Nie mamy czasu na jutro. Jutro będziemy daleko.
Jedziemy z powrotem w stronę stolicy, zaprzyjaźniając się w
międzyczasie z naszym Hyundaiem. Wcześniej przygotowana playlista gra głośno,
widoki za oknem migają – jest ciemno, tylko trochę świateł miasta. Nic
nadzwyczajnego, dopóki nie zostawiamy Reykjaviku w tyle. Widok za prawym oknem
się zmienia, majaczy coś dużego i białego.
- Wycieczka patrzy w prawo! Szybko! – krzyczę.
Przed naszymi oczami Esja. Szczęście we mnie eksploduje.
Zatrzymujemy się na noc na pustym placu przy zatoczce. Na zewnątrz -10
stopni, wewnątrz odrobinę cieplej, jednak rano szyby są oblodzone od środka.
Jestem jedyną osobą, która nie zmarzła tej nocy na kość – śpiwór z ogromnym
komfortem robi robotę.
A takich porannych widoków nie spodziewamy się w najśmielszych
oczekiwaniach.
#opuszczona chatka
Droga ucieka pod kołami, rozglądamy się na boki – gdzieś tu powinien
być nieduży wulkan, na który chcieliśmy wejść. Na płaskiej ziemi pojawia się
niewielki stożek, a niedaleko niego…
- Patrzcie, coś tam paruje. Ziemia chyba.
- Gorące źródła?! Jedziemy!
- A to obok? Co to? Wygląda jak jakaś buda.
- Też jedziemy!
Niewielki domek, a raczej jego ruiny. Brak drzwi i okien, wewnątrz
pełno czarnego piasku, jakieś deski, złom. W suficie niewielkie wejście na
równie niewielki stryszek, brak drabiny. W kącie zwłoki. Na szczęście „tylko”
owcy – czarnej, więc ledwo przez nas zauważonej. Żałujemy, że nie wykorzystamy
tego idealnego miejsca na nocleg: ściany, choć dziurawe, na pewno chroniłyby
przed wiatrem, wewnątrz jest tyle miejsca, że z powodzeniem można rozbić namiot
i rozpalić niewielkie ognisko.
Tylko tej owcy w kącie szkoda.
#pionowe słupy skalne i muzeum
rekina
W wiele miejsc trafiamy przez przypadek i tylko dlatego, że mamy akurat
ochotę skręcić w jakąś boczną drogę. Nie żałujemy ani razu.

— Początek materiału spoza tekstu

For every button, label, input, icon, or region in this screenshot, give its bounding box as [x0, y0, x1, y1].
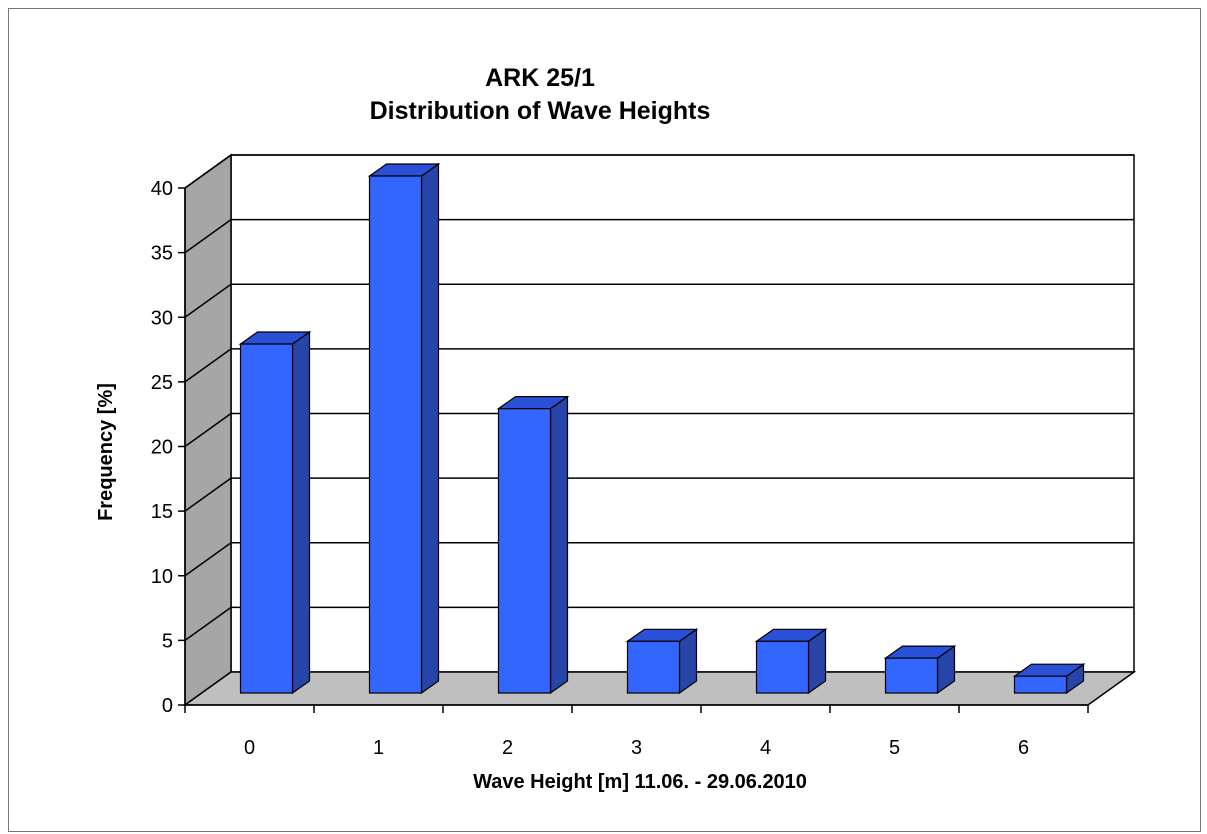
gridline: [184, 283, 1134, 318]
bar-front-face: [884, 657, 939, 694]
bar-front-face: [497, 408, 552, 694]
gridline: [184, 348, 1134, 383]
chart-title-line-1: ARK 25/1: [485, 64, 595, 92]
y-tick-label: 30: [151, 307, 173, 329]
y-axis-title: Frequency [%]: [95, 383, 117, 521]
bar-side-face: [420, 162, 440, 695]
bar: [496, 395, 570, 695]
bar: [367, 162, 441, 695]
x-tick-label: 1: [373, 737, 384, 759]
y-tick-label: 35: [151, 243, 173, 265]
chart-title-line-2: Distribution of Wave Heights: [369, 97, 711, 125]
x-tick-label: 0: [244, 737, 255, 759]
bar-front-face: [755, 640, 810, 694]
x-tick-label: 5: [889, 737, 900, 759]
bar: [238, 330, 312, 695]
bar: [625, 628, 699, 695]
y-tick-label: 0: [162, 695, 173, 717]
bar-side-face: [291, 330, 311, 695]
bar: [754, 628, 828, 695]
bar-front-face: [1013, 675, 1068, 694]
y-tick-label: 15: [151, 501, 173, 523]
bars: [238, 162, 1086, 695]
x-tick-label: 6: [1018, 737, 1029, 759]
y-tick-label: 25: [151, 372, 173, 394]
y-tick-label: 20: [151, 437, 173, 459]
gridline: [184, 606, 1134, 641]
y-tick-labels: 0 5 10 15 20 25 30 35 40: [151, 178, 173, 717]
gridline: [184, 542, 1134, 577]
x-tick-label: 2: [502, 737, 513, 759]
bar: [883, 644, 957, 695]
gridline: [184, 154, 1134, 189]
axes: [178, 187, 1089, 713]
plot-walls: [182, 153, 1137, 707]
chart-title: ARK 25/1 Distribution of Wave Heights: [0, 62, 1080, 128]
bar-side-face: [549, 395, 569, 695]
bar-front-face: [368, 175, 423, 694]
gridline: [184, 412, 1134, 448]
gridline: [184, 218, 1134, 254]
bar-front-face: [626, 640, 681, 694]
y-tick-label: 10: [151, 566, 173, 588]
x-tick-label: 3: [631, 737, 642, 759]
bar: [1012, 663, 1086, 695]
y-tick-label: 5: [162, 630, 173, 652]
gridlines: [184, 154, 1134, 641]
gridline: [184, 477, 1134, 512]
x-axis-title: Wave Height [m] 11.06. - 29.06.2010: [473, 771, 807, 793]
x-tick-label: 4: [760, 737, 771, 759]
bar-front-face: [239, 343, 294, 694]
y-tick-label: 40: [151, 178, 173, 200]
x-tick-labels: 0 1 2 3 4 5 6: [244, 737, 1029, 759]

Muzeum rekina znajduje się w Bjarnarhofn. Mały domek, a w nim starszy i
bardzo uśmiechnięty pan. Jedno pomieszczenie, stare łodzie, drewniane narzędzia,
krótki film na ekranie, a na deser zgniły rekin do spróbowania. Najpierw
leżakował 6 tygodni w drewnianych skrzyniach i gnił w najlepsze, później przez
3 miesiące suszył się na wolnym powietrzu, a skończył w naszych żołądkach.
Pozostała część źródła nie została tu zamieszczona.